ARM-software / ComputeLibrary

The Compute Library is a set of computer vision and machine learning functions optimised for both Arm CPUs and GPUs using SIMD technologies.
MIT License
2.75k stars 767 forks source link

How to use fixed format kernel? #1070

Closed Waylon-Zhu closed 9 months ago

Waylon-Zhu commented 10 months ago

I have seen the use of fixed format kernel in the implementation of onednn, but I don’t understand how the weight tensor info is processed, such as the processing of stride. Is there any example code in C++?

Waylon-Zhu commented 10 months ago

In addition, I observed that the fixed format kernel is slower than the ordinary hybrid kernel. Is this true?

nSircombe commented 10 months ago

The weights are ordered into the memory format expected by the asm kernel in ACL ahead of being passed into ACL. In a 'non fixed format' build, the weights are re-ordered inside Compute Library to match the format that the chosen kernel expects.

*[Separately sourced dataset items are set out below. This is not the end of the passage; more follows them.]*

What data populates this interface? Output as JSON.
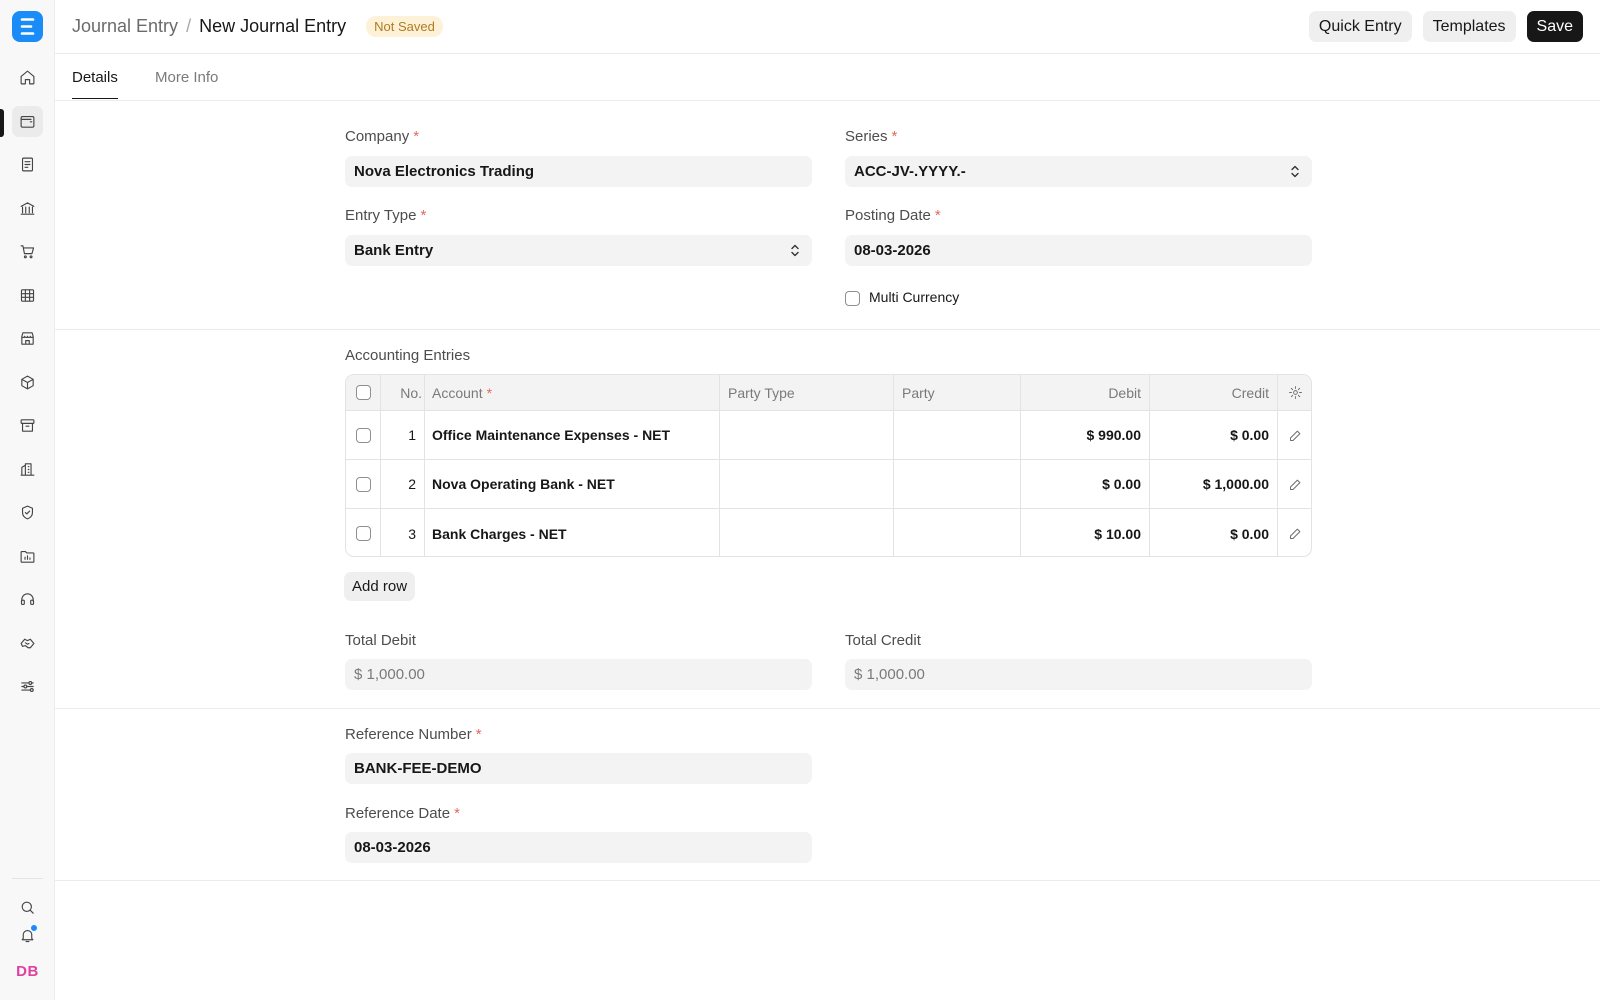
{
  "sidebar": {
    "logo_letter": "E",
    "icons": [
      "home-icon",
      "wallet-icon",
      "document-icon",
      "bank-icon",
      "cart-icon",
      "table-icon",
      "store-icon",
      "package-icon",
      "archive-icon",
      "building-icon",
      "shield-icon",
      "folder-chart-icon",
      "headset-icon",
      "handshake-icon",
      "sliders-icon"
    ],
    "bottom_icons": [
      "search-icon",
      "bell-icon"
    ],
    "avatar": "DB"
  },
  "header": {
    "parent": "Journal Entry",
    "separator": "/",
    "title": "New Journal Entry",
    "badge": "Not Saved",
    "actions": {
      "quick_entry": "Quick Entry",
      "templates": "Templates",
      "save": "Save"
    }
  },
  "tabs": [
    {
      "label": "Details"
    },
    {
      "label": "More Info"
    }
  ],
  "form": {
    "company": {
      "label": "Company",
      "value": "Nova Electronics Trading"
    },
    "series": {
      "label": "Series",
      "value": "ACC-JV-.YYYY.-"
    },
    "entry_type": {
      "label": "Entry Type",
      "value": "Bank Entry"
    },
    "posting_date": {
      "label": "Posting Date",
      "value": "08-03-2026"
    },
    "multi_currency": {
      "label": "Multi Currency",
      "checked": false
    },
    "required_mark": "*"
  },
  "accounting": {
    "title": "Accounting Entries",
    "columns": {
      "no": "No.",
      "account": "Account",
      "party_type": "Party Type",
      "party": "Party",
      "debit": "Debit",
      "credit": "Credit"
    },
    "rows": [
      {
        "no": "1",
        "account": "Office Maintenance Expenses - NET",
        "party_type": "",
        "party": "",
        "debit": "$ 990.00",
        "credit": "$ 0.00"
      },
      {
        "no": "2",
        "account": "Nova Operating Bank - NET",
        "party_type": "",
        "party": "",
        "debit": "$ 0.00",
        "credit": "$ 1,000.00"
      },
      {
        "no": "3",
        "account": "Bank Charges - NET",
        "party_type": "",
        "party": "",
        "debit": "$ 10.00",
        "credit": "$ 0.00"
      }
    ],
    "add_row": "Add row"
  },
  "totals": {
    "total_debit": {
      "label": "Total Debit",
      "value": "$ 1,000.00"
    },
    "total_credit": {
      "label": "Total Credit",
      "value": "$ 1,000.00"
    }
  },
  "reference": {
    "number": {
      "label": "Reference Number",
      "value": "BANK-FEE-DEMO"
    },
    "date": {
      "label": "Reference Date",
      "value": "08-03-2026"
    }
  },
  "colors": {
    "brand": "#1a8cf7",
    "badge_text": "#b07b20",
    "badge_bg": "#fdf2d8",
    "required": "#e26a5e",
    "avatar": "#e040a0"
  }
}
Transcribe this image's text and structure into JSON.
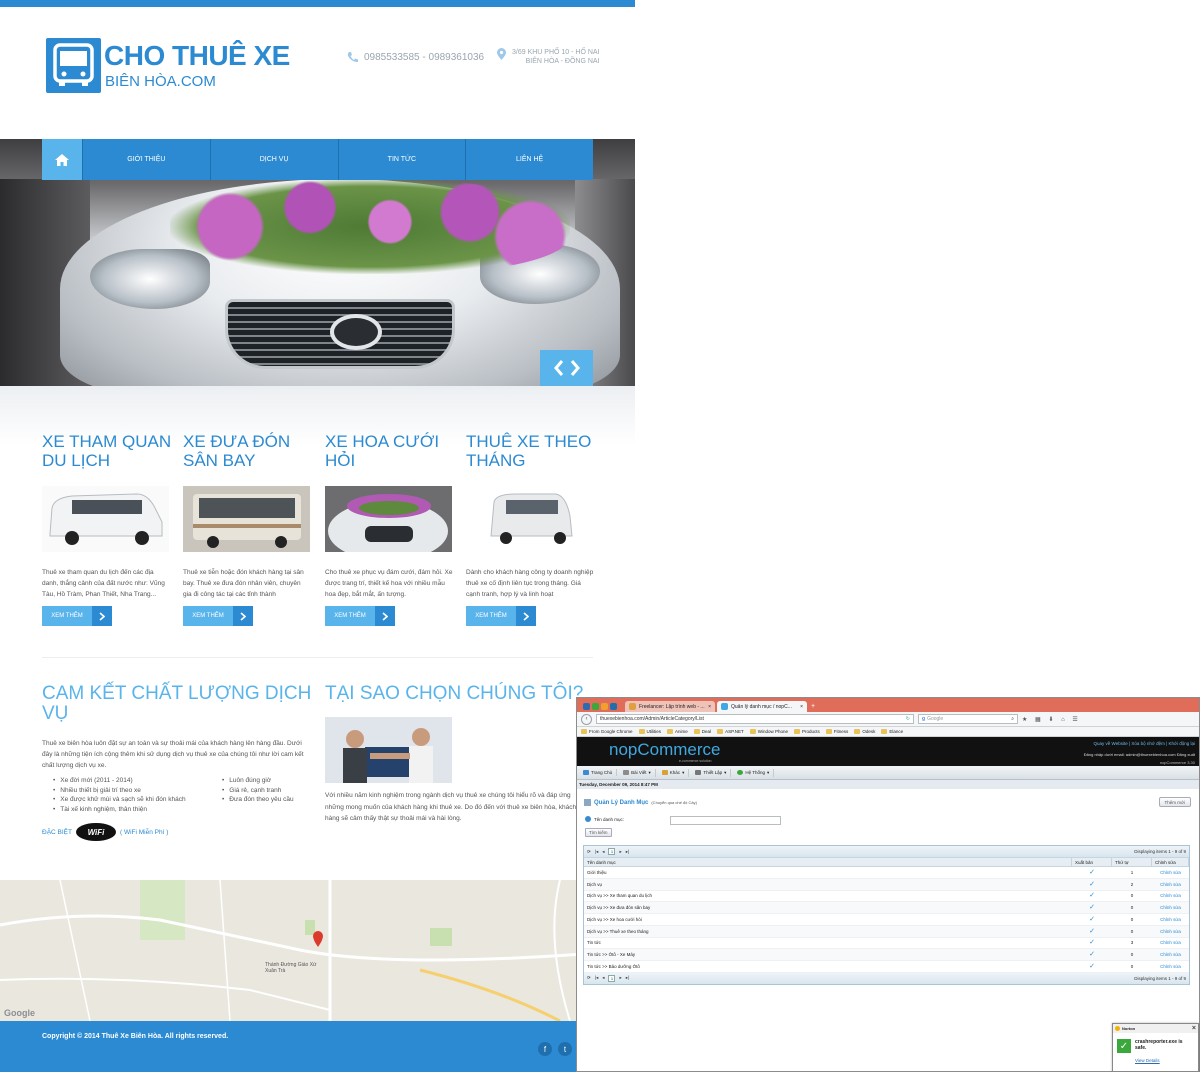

The "fixed format" nomenclature comes from the fact that this build is using a collection of GEMM kernels with a common (i.e. fixed) weights format.

This is potentially less performant than having an optimised format for each kernel, however, it allows the responsibility for getting the memory format expected by the kernel to be hoisted out of Compute Library and into oneDNN & TensorFlow. This is essential when dealing with cached oneDNN primitives (which TensorFlow uses) where the wei tensor of a cached primitive can get re-written. Without the fixed format kernels exposed in ACL and integrated into oneDNN, these re-written weights will not get ingested by the GEMM kernels which will use the original weights (re-ordered into the required memory format) leading to incorrect results. In this context, the ability to use primitive caching in TensorFlow, via oneDNN, outweighs the performance penalty of relying on these fixed format kernels.

https://github.com/oneapi-src/oneDNN/pull/1590

https://github.com/tensorflow/tensorflow/pull/57987